Paste the below code at the bottom of your Python file

# Extracting key words from dataset
def extract_features(word_list):
    return dict([(word, True) for word in word_list])

Now that we have a function to work with the dataset, we can now begin to build our model.

First we want to split the reviews into positive and negative. From now on all code is whithin this if statement.

Paste the below code at the bottom of your Python file

if __name__=='__main__':
    # Load positive and negative reviews  
    positive_fileids = movie_reviews.fileids('pos')
    negative_fileids = movie_reviews.fileids('neg')

Next we will be using our extract_features function to take these reviews and gather the key words for both positive and negative.

Paste the below code at the bottom of your Python file

# Gathering Positive key words
    features_positive = [(extract_features(movie_reviews.words(fileids=[f])), 'Positive') for f in positive_fileids]
# Gathering Negative key words
    features_negative = [(extract_features(movie_reviews.words(fileids=[f])), 'Negative') for f in negative_fileids]

Okay now we have our data prepared to train our model! But how do we do this?

First we need to decide what percentage of our data is being used to train the model, play around with this value and see if you can get a more accurate model!
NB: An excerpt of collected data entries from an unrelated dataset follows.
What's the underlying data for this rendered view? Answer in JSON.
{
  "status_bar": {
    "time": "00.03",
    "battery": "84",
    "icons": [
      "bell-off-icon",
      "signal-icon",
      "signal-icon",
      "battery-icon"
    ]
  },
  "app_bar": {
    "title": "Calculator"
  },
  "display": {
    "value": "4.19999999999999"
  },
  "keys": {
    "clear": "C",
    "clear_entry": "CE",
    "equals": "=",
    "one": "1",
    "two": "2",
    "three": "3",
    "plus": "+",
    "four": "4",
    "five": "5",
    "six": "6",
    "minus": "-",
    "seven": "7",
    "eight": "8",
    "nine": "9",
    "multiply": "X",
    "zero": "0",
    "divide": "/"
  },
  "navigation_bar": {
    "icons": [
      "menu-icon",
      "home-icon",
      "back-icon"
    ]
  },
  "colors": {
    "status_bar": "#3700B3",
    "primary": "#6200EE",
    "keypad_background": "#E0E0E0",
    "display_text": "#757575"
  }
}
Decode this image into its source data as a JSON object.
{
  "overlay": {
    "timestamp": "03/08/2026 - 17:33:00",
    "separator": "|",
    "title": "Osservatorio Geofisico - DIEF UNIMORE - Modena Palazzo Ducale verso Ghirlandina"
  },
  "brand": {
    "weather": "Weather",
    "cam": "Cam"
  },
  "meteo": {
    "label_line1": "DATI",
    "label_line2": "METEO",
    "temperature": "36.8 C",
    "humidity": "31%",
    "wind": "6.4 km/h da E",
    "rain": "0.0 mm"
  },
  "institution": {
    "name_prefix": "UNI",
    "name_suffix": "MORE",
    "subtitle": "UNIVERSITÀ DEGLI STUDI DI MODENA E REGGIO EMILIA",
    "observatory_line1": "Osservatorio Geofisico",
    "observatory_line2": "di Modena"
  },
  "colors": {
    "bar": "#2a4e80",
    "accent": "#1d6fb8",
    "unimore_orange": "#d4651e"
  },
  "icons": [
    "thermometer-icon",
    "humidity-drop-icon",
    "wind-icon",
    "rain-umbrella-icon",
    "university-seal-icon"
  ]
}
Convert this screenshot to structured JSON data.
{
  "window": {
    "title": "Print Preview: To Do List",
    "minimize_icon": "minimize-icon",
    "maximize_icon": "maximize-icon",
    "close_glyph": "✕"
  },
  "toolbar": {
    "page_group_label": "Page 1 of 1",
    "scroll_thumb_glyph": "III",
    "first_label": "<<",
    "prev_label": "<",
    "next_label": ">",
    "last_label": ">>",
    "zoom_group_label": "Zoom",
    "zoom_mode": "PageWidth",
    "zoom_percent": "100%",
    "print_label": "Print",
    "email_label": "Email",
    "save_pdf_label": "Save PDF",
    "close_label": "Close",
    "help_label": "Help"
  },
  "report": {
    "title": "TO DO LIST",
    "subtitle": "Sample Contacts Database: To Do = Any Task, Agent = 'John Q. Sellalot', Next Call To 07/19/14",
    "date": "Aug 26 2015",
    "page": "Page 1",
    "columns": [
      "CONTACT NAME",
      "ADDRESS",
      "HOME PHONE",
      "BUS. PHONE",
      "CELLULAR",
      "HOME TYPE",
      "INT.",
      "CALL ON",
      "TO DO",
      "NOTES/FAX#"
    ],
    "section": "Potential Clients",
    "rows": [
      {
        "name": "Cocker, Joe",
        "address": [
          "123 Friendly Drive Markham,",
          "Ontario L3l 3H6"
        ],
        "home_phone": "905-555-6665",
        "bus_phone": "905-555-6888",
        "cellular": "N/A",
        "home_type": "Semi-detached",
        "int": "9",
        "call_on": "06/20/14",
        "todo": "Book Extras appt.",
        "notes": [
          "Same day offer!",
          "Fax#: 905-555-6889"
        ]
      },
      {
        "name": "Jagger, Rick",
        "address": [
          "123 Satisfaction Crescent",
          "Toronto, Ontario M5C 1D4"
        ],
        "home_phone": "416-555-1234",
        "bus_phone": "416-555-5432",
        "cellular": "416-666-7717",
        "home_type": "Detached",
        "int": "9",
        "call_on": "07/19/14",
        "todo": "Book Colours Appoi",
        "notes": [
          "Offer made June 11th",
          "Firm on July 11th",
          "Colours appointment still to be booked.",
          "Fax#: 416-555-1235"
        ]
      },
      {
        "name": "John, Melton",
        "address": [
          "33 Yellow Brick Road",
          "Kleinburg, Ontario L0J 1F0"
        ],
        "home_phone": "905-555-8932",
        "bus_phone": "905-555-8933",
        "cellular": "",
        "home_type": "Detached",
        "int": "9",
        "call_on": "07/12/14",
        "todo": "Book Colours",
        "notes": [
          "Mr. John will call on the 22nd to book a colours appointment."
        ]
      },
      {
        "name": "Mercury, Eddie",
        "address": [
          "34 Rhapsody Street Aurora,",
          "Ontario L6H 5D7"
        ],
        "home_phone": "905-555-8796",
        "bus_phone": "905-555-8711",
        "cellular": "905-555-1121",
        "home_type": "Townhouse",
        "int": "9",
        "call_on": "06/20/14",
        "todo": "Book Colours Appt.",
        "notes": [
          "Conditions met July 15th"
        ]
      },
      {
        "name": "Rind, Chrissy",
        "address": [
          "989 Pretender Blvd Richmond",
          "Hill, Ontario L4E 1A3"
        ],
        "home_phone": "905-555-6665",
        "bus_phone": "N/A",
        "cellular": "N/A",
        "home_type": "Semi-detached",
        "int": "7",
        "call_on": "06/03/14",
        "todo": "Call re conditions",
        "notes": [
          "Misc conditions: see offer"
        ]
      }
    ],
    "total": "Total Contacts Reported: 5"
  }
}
I am using 80% Training data.

Paste the below code at the bottom of your Python file

# Determine the threshold factor to use (80/20)
    threshold_factor = 0.8
    threshold_positive = int(threshold_factor * len(features_positive))
    threshold_negative = int(threshold_factor * len(features_negative))

Next we are going to use these thresholds to split the key words into training and test datasets.

Paste the below code at the bottom of your Python file

# Split the data into test and training lists
    features_train = features_positive[:threshold_positive] + features_negative[:threshold_negative]
    features_test = features_positive[threshold_positive:] +     features_negative[threshold_negative:]  
    print ("\nNumber of training datapoints:", len(features_train))
    print ("Number of test datapoints:", len(features_test))


Now, after we have setup everything, we can train and use our model!

Paste the below code at the bottom of your Python file

# Train a Naive Bayes classifier
    classifier = NaiveBayesClassifier.train(features_train)
    print ("\nAccuracy of the classifier:", nltk.classify.util.accuracy(classifier, features_test))

We have now created a Naive Bayes classifer, and trained it using the movie reviews we gathered and processed earlier! This is the model we will use to determine the sentiment of the text input.

Finally we can use this model to classify reviews! Enter some movie reviews and see the results after running the script.

Paste the below code at the bottom of your Python file

# Sample input reviews
    input_reviews = [
        "add more reviews by adding to this list", 
    print ("\nPredictions:")
    for review in input_reviews:
        print ("\nReview:", review)
        probdist = classifier.prob_classify(extract_features(review.split()))
        pred_sentiment = probdist.max()
        print ("Predicted sentiment:", pred_sentiment)
        print ("Probability:", round(probdist.prob(pred_sentiment), 2))

Going Further

So, what are the next steps?

Text Sentiment Analysis is used in many different scenarios, in many industries.

Research some of these different use cases and try to modify the code we wrote today, use a different data set, or output different results such as the most important key words.